In the early postoperative period, the suture-holding submucosal collagen is responsible for the biomechanical strength of colonic anastomoses. Collagen degradation dominates over collagen biosynthesis during this period [16]. OTR4120 did not influence the collagen levels of the anastomoses.

The breaking strength of the incisional skin wounds on postoperative day 3 is the force required to disrupt the fibrin-fibronectin-rich but collagen-poor ganulation tissue formed between the wound edges [12, 13]. The treatment with OTR4120 did not enhance the biomechanical strength of the incisional skin wounds. This finding contrasts with the results from one previous study that reported beneficial effects on cutaneous wound healing including increased angiogenesis, granulation tissue formation, and epithelialization on postoperative days 3 and 7 in rats [25]. In addition, OTR4120 significantly improved the breaking strength of the full-thickness excisional wounds (15 mm in diameter day 0) at later time points (days 14 and 79) than that tested in our study [26]. In these studies, OTR4120 was also administered systemically (1 mg/kg weekly) in addition to the single topical application of 8 μg OTR4120 at the time of wounding [25, 26]. Here, OTR4120 was not given systemically to avoid the increased risk of adverse effects.

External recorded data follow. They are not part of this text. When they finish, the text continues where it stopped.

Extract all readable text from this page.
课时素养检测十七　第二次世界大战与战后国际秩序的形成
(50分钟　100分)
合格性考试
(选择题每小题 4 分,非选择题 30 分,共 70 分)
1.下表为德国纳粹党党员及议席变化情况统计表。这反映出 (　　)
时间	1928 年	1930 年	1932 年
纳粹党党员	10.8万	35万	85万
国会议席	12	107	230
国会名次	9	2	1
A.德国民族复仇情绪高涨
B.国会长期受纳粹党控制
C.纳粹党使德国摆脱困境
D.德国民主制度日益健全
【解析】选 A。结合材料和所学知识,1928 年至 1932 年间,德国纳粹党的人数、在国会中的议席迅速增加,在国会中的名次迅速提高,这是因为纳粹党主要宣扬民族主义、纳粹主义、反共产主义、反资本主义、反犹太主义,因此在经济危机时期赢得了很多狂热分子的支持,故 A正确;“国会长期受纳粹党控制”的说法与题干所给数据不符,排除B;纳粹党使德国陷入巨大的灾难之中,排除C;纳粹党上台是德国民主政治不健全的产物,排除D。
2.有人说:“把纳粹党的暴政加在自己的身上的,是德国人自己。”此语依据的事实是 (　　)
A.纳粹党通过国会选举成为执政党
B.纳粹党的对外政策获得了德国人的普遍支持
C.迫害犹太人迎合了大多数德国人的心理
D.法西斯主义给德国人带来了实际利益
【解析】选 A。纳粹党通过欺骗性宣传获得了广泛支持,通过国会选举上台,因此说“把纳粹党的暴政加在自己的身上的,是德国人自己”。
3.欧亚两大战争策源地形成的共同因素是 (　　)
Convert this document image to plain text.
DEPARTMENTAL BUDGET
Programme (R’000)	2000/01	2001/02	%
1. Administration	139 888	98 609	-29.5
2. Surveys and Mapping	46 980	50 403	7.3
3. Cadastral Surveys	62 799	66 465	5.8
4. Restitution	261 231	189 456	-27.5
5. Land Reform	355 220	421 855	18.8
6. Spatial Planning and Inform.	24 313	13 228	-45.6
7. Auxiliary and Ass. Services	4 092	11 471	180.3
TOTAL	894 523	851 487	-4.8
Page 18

The difference in the time between the initial injury and application of OTR4120 could theoretically have an effect on the wound-healing outcome [25, 26]. This lag period may be important because mimetic compounds are capable of reducing the initial release of matrix-bound growth factors, which may have a negative impact on wound healing [19]. Regardless, the delay between the initial skin injury and the application of OTR4120 was similar in the present study and in the studies of Tong et al. [25, 26].

5. Conclusion

This experimental study failed to demonstrate any beneficial effects of locally applied OTR4120 on the healing of colonic anastomoses and incisional skin wounds on postoperative day 3. No local or systemic adverse effects of OTR4120 were observed. However, the systemic administration of OTR4120 alone or in combination with topical OTR4120 application should be examined in future studies.

Conflicts of Interest

The authors declare that they have no conflicts of interest.

Acknowledgments

The study was financed by a grant from the Danish Medical Research Council (DFF-4092-00141). OTR covered the direct expenses of the study.